In the context of Jesus’ teaching, an unweeded lust will flower into adultery; if not in a physical sense, certainly in a heart sense. An unweeded anger will blossom into an act of murder; if not with stick or stone, certainly in our heart.

Does Jesus really mean that our angry thoughts toward our neighbors, or toward our family or church members, is really like committing murder?

If I listen to His teaching honestly, then the answer is yes. The heart is where adultery and murder first take root.

Jesus commands us to do radical surgery to remove that thought, word or deed. Cut it off! It’s not about the hand or eye, it’s about the heart! For everything we do flows from the heart (Proverbs 4:23). A blind man can still lust, and a man without a hand can still commit murder. No, we must weed out sin where it takes root, in our hearts.

How do we do this? By working hard at it, of course.

What!? I thought we were saved by grace and not by works. We are. And we must always keep this truth in front of us. Because of grace I have the incredible privilege of being one of God’s children. I can enter into His presence and fellowship with Him, because of what His Son Jesus Christ accomplished on the cross. Because of the resurrection, I can walk in newness of life by the power of the indwelling Holy Spirit. I no longer have to sin.

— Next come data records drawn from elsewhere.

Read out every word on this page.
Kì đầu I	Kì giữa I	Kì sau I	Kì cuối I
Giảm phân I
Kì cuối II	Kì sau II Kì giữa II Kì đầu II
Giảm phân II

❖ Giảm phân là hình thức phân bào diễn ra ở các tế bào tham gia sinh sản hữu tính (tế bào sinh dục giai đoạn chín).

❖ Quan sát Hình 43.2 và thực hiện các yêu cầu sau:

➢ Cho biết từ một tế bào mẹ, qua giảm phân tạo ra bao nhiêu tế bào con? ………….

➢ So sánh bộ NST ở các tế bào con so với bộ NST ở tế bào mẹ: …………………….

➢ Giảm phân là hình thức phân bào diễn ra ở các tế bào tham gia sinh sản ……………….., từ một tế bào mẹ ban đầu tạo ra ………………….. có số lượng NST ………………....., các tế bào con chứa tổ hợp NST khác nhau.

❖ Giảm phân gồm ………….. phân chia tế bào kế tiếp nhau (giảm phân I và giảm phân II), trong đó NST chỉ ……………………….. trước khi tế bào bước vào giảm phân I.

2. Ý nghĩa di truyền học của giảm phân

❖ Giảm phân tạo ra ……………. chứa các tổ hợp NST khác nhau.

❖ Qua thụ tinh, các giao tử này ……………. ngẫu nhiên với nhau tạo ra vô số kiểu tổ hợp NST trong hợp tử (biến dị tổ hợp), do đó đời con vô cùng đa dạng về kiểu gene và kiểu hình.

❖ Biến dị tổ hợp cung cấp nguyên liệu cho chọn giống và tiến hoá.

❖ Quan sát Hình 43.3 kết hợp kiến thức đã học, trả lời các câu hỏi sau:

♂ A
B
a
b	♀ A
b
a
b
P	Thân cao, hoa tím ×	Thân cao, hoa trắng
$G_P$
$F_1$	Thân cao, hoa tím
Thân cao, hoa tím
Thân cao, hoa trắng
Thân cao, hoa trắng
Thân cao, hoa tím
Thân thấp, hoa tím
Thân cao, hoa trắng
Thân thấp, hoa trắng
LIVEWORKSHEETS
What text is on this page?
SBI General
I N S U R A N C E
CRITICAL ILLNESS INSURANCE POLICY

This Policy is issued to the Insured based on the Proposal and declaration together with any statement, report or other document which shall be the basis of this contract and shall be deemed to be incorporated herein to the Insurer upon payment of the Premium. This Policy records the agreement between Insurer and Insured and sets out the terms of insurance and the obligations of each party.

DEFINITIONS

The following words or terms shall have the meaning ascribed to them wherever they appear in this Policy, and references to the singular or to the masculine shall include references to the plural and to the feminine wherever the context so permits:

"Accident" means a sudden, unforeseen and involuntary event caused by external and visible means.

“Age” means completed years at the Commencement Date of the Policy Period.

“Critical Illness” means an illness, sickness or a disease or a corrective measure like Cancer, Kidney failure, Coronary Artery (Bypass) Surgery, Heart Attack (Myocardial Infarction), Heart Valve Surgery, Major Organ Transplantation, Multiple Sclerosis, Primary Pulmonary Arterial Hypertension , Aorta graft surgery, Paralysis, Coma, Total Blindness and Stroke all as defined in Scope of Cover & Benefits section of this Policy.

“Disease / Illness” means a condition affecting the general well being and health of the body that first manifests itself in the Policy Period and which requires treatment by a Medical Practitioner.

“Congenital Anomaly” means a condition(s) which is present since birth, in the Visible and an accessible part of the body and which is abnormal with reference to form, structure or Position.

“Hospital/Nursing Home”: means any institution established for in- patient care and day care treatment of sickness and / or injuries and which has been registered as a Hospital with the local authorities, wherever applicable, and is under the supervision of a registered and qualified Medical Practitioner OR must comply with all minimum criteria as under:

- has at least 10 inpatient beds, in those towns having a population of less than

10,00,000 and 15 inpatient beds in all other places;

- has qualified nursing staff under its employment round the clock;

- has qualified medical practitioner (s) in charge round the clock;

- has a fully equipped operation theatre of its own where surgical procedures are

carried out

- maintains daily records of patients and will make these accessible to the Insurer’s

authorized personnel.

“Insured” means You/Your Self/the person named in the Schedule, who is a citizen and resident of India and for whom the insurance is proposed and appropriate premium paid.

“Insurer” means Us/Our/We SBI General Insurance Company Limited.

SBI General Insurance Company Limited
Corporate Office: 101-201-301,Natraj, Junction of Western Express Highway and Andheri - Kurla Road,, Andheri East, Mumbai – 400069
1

Even so, wretched man that I am, I will sin.

The Apostle John says, “When we confess our sins He is faithful and just to forgive us.” The word “confess” in the original language (homologeo) means to see a thing as God sees it. When I think or speak an unkind word, I must see it for what it is. I must see it as Jesus sees it––the root of murder.

I must confess it.

I must deal with it at once.

Paul says we are to put to death the deeds (actions) of the flesh, and yield our members to righteousness (Rom 6:13). More radical words. Not only are we to cut it off, or gouge it out, we are to kill it!

In practice this means seeing a thing for what it is, its ugliness, its devastating potential. Then confessing it, and turning from it to God (repentance). If the thing rears its ugly head again, then kill it again. Confess it, again. Turn to God again, and again, and again. Keep weeding.

And remember: “There is now no condemnation for those who are in Christ Jesus” (Romans 8:1). When we sin we mustn’t let Satan condemn us, or cause us to doubt. Our sins have been completely dealt with at the cross. Jesus took all of our condemnation, removed all of our guilt and punishment, clothed us in His righteousness.God be praised! Now, if we want our lives to be fruitful, to be pleasing in His sight, then we must get out the trowel and get to work on those weeds!